The Tokyo Metropolitan Government will provide financial support to cover the expenses of foreign green finance-focused fund managers and service providers who want to expand to Tokyo, according to plans unveiled on Friday.
The move is intended to accelerate the growth of Tokyo’s green finance market, and improve the sharing of ESG expertise in the city in collaboration with local universities.
Eligible companies include asset managers with investments in ‘green’ companies and green bonds, and financial service providers with ESG, green or impact-focused products.
The city will provide each successful applicant with a maximum subsidy of ¥50m each, approximately $0.5m, for the first year and technical support including public relations advice, business consulting services and support for financial licensing.
A maximum of five companies will be selected by for the subsidy scheme, to be announced in November, with funds to be disbursed by March 2022. The Tokyo Metropolitan Government is accepting applications until November 19.
Separately, Tokyo is pursuing a bid to host an initiative developing global sustainability reporting standards.

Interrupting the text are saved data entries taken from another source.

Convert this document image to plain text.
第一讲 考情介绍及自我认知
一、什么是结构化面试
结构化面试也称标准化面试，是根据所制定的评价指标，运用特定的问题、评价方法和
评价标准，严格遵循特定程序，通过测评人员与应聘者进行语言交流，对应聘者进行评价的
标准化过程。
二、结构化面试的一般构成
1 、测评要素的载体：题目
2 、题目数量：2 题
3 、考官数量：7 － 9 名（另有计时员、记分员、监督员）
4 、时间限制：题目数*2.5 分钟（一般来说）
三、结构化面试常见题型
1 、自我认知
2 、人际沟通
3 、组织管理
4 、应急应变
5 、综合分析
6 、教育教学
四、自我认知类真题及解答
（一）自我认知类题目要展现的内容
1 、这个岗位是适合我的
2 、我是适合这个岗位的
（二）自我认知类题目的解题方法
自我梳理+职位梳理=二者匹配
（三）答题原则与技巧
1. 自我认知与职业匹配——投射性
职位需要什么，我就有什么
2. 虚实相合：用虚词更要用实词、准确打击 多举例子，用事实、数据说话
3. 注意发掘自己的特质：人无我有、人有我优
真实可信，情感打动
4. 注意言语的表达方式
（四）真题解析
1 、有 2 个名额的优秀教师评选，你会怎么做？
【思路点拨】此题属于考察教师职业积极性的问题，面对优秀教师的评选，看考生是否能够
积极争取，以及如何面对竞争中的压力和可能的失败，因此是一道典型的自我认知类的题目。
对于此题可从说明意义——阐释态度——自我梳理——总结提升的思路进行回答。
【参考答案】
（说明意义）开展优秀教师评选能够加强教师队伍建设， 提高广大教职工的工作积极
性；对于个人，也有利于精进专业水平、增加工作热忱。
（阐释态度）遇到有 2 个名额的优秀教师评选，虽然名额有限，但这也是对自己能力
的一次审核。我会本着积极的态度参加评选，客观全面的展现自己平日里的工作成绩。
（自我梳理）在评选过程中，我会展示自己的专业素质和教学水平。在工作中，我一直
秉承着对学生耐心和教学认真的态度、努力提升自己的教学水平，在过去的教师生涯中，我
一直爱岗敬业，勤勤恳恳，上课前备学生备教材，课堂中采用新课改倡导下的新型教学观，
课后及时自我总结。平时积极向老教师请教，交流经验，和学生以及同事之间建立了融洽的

The new framework – expected to underpin global consensus on how to report on ESG issues – is being overseen by the International Sustainability Standards Board (ISSB) which was set up by accounting body the International Financial Reporting Standards (IFRS) Foundation.
The launch of Tokyo’s grant scheme comes in the same week that the Japanese government presented plans to invest its foreign currency reserves in ESG assets during a meeting of G20 Finance Ministers and Central Bank Governors in Washington.
Finance Minister Shunichi Suzuki said that he expected Japan was the first G7 country to have launched such an initiative.
According to its Ministry of Finance (MOF), ESG factors will be integrated into the investment decision-making process of Japan’s $1.3trn foreign reserves – considered the world’s second largest after China – and is expected to result in an increased allocation to ‘ESG bonds’.
Management of Japan’s foreign reserves, held in the Foreign Exchange Fund Special Account (FEFSA), is overseen by the MOF itself, but the Ministry said it would look into “accumulating [ESG] expertise including through outsourcing”.
The move is aimed at “strengthening risk management” of FEFSA and will not affect its overarching aims of “safety, liquidity, and profitability”. The MOF said it expected that “similar initiatives” by other countries will be “accelerated” as a result.